Cleveland says, “We need to understand that it took only one season to get into an excess supply situation; conversely, it would take only one season to go the other way to a tight supply. We’re certainly set up to go the other way with the drought expectations here in the U.S. and the anticipated 10 percent to 15 percent acreage reduction around the world. We could cure the excess supply situation in one season or less.”

The long term technical picture for cotton “has been somewhat bearish,” he says, “but in the last three weeks we’ve seen very large amounts of speculative money come back into the cotton market — and the market as been up, up, up.

“These huge funds are not coming into cotton looking for a penny, or two cents or four cents; they’re looking for 10 cents or 20 cents — moves that could take the market to $1.10 or $1.20.

“Several technical analysts now have positions suggesting that the market is now pointing to $1.18-$1.20, basis May/July. They are anticipating that we’ll have higher prices, based on the outlook for lower acreage here in the U.S. and worldwide.

“The funds are operating on the theory that perception is reality, and they think the charts are clearly suggesting that the price will move to $1.20. Some of the Elliott Wave theorists are looking for $1.18 on the May/July contract.”

Cleveland says he’s “somewhat optimistic about cotton in the short term, more optimistic in the long term.

“I think there’s good reason to be optimistic. We took the market down to the 85-cent level in November, which was a little bearish, and we’ve not been able to get it back above $1. It was trading at 98-99 cents today (Jan. 23).

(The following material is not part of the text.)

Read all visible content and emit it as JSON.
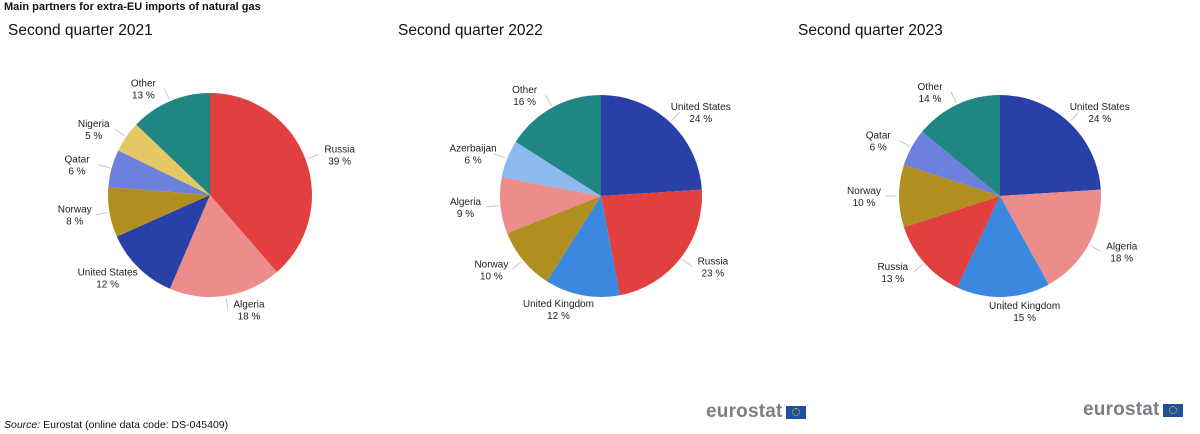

“Last week saw extremely strong export sales relative to what we had expected, 190,000-200,000 bales — much better than the 50,000 to 60,000 we’d seen for several weeks, and before that we went for two months with negative sales due to cancellations.”

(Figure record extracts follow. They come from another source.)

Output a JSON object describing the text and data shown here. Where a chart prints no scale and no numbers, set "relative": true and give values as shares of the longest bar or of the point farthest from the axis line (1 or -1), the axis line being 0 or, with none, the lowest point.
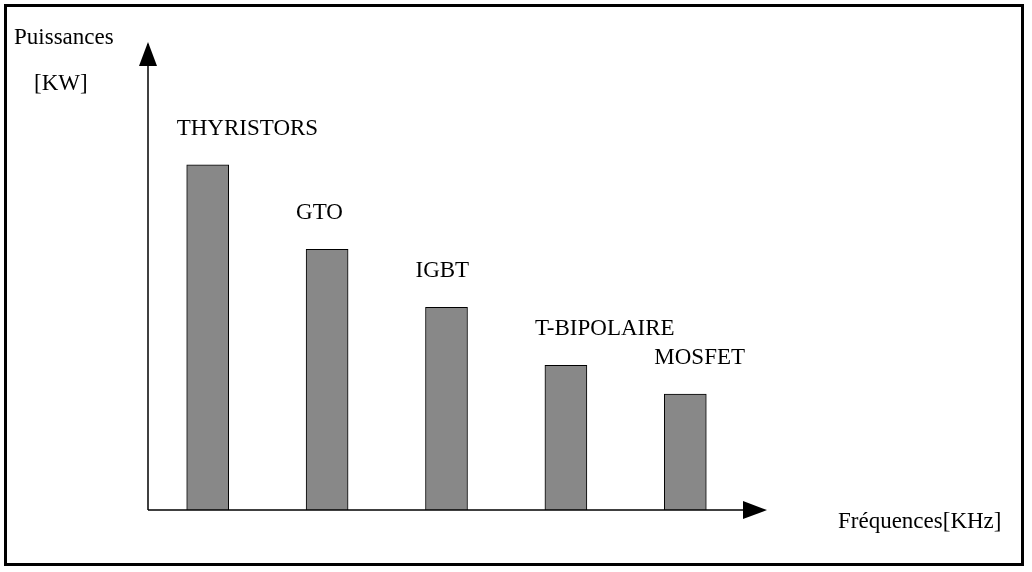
{
  "chart_data": {
    "type": "bar",
    "xlabel": "Fréquences[KHz]",
    "ylabel": "Puissances [KW]",
    "categories": [
      "THYRISTORS",
      "GTO",
      "IGBT",
      "T-BIPOLAIRE",
      "MOSFET"
    ],
    "values": [
      1,
      0.755,
      0.587,
      0.419,
      0.336
    ],
    "color": "#888888",
    "relative": true
  }
}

Cleveland says he hadn’t thought cotton would drop to the 85-cent level it hit in November, and “I think most chartists’ opinions are that it was a drop-dead bottom.

“I think we can be very positive about cotton. But, if we get a lot of rain in West Texas over the next two months and plenty of moisture everywhere else, then we’d have to be concerned about the possibility of staying around 88 cents to 90 cents, with a potential range of 85 cents on the low end to $1.20 on the high end.

“I think we can make a realistic case for the market not going below 85 cents. I think it’s going to be easier to take it up to 98-99 cents than to take it down to 85 cents — but we can’t write off a drop to 85.

 “There’s a lot of demand out there — we just haven’t been able to get the price where the mills would begin to buy. The anticipation now is that they seem a little better off, despite all the negative things we read about the economy, and that pent-up demand from consumers is slowly coming back into the market.

“We’ve seen a firm base for demand, but supply, in the short and medium term, is going to be more important than demand. If they get a lot of rain in West Texas, it’s going to take the market down.”